During the WE5-WE6 offsite, we (mysql, @dancy, @brennen, and @jeena) discussed the idea of extending scap's functionality to support deploying Kubernetes services.
What?
We explored how scap could be extended to enable the deployment of Kubernetes services, allowing for a unified deployment experience across our infrastructure.
Why?
This work would improve developer confidence in deployments by providing a consistent, reliable process. More importantly, it would allow every deployer and SRE to deploy any service without needing to know all the service specifics beforehand, reducing friction and enabling faster, more confident deployments across the org.
Current Status
We only deploy MediaWiki via scap/spiderpig. One of scap’s key features is error-rate monitoring: metrics are checked during deployment to ensure error rates stay within safe thresholds, and the deploy can be automatically paused or rolled back if errors spike. This significantly increases deployer confidence, since the vast majority of production errors are caught before the change is rolled out everywhere.

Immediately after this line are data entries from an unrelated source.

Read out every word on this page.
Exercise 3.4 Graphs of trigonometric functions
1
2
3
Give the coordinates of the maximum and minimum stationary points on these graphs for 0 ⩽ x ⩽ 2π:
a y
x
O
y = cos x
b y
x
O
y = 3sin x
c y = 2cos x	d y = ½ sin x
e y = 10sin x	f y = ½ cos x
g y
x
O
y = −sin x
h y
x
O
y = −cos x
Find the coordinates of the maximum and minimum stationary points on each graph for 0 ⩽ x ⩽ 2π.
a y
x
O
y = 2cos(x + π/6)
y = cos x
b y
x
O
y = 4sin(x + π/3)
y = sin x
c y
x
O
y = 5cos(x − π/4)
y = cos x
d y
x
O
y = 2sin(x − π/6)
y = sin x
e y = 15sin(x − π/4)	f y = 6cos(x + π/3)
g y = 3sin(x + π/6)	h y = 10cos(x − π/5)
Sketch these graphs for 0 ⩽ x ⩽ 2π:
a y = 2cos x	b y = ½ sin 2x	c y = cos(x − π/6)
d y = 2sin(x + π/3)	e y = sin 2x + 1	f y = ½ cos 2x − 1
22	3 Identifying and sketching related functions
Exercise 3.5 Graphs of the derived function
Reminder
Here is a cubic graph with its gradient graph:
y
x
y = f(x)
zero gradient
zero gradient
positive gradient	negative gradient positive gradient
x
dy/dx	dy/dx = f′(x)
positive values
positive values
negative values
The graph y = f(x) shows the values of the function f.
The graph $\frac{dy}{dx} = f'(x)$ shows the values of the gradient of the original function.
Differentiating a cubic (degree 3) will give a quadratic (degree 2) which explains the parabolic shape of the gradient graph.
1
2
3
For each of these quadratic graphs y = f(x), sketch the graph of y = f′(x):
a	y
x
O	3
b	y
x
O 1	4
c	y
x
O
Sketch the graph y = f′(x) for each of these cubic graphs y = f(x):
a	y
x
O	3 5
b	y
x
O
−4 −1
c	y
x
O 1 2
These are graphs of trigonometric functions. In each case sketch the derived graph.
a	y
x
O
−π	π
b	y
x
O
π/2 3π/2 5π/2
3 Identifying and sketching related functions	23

When deploying other services, deployers have to run helmfile manually. Unless pods fail to start, sanity checks are performed by deployers manually either through smoke tests and/or checking bespoke dashboards.It gets even trickier when SREs need to redeploy all services in a Kubernetes cluster due to, for example, image upgrades such as Envoy.
How?
The integration of scap with MW-on-K8s has established many of the foundational components required for this initiative. Existing capabilities such as running helmfile, updating image versions, rolling out to canaries, and monitoring error rates are already in place.
Scap Specific work
TBA: more detailed input from Release-Engineering-Team
What would developer teams need to provide?
To onboard a service to scap deploy-service, development teams must provide the following:
- Logstash expressions that clearly exhibit error rates
- Smoke tests
- Grafana dashboards that clearly demonstrate service health
- Links to related dashboards
What will the deployer's UX be?
We are aiming for a streamlined deployment process (high level):
- Run scap service-deploy <service-name> (from any directory)
- Automatically roll out to canaries, if available, otherwise to a single datacenter
- Automatically monitor and validate error rates
- Execute helmfile post-upgrade hooks (various options here, TBD)
- Complete the rollout upon successful validation
- Print additional information, eg a grafana dashboard
Note: Given that MediaWiki interacts with most WikiKube services, we could consider adding an optional/mandatory check of mediawiki's error rate too.
🕷️ Weaving the Pig 🐷
The longer-term goal would be to enable one-push deployments via Spiderpig, allowing teams to trigger deployments with minimal manual intervention. This would substantially lower the bar to deployment, enabling even less experienced team members to confidently ship services to production.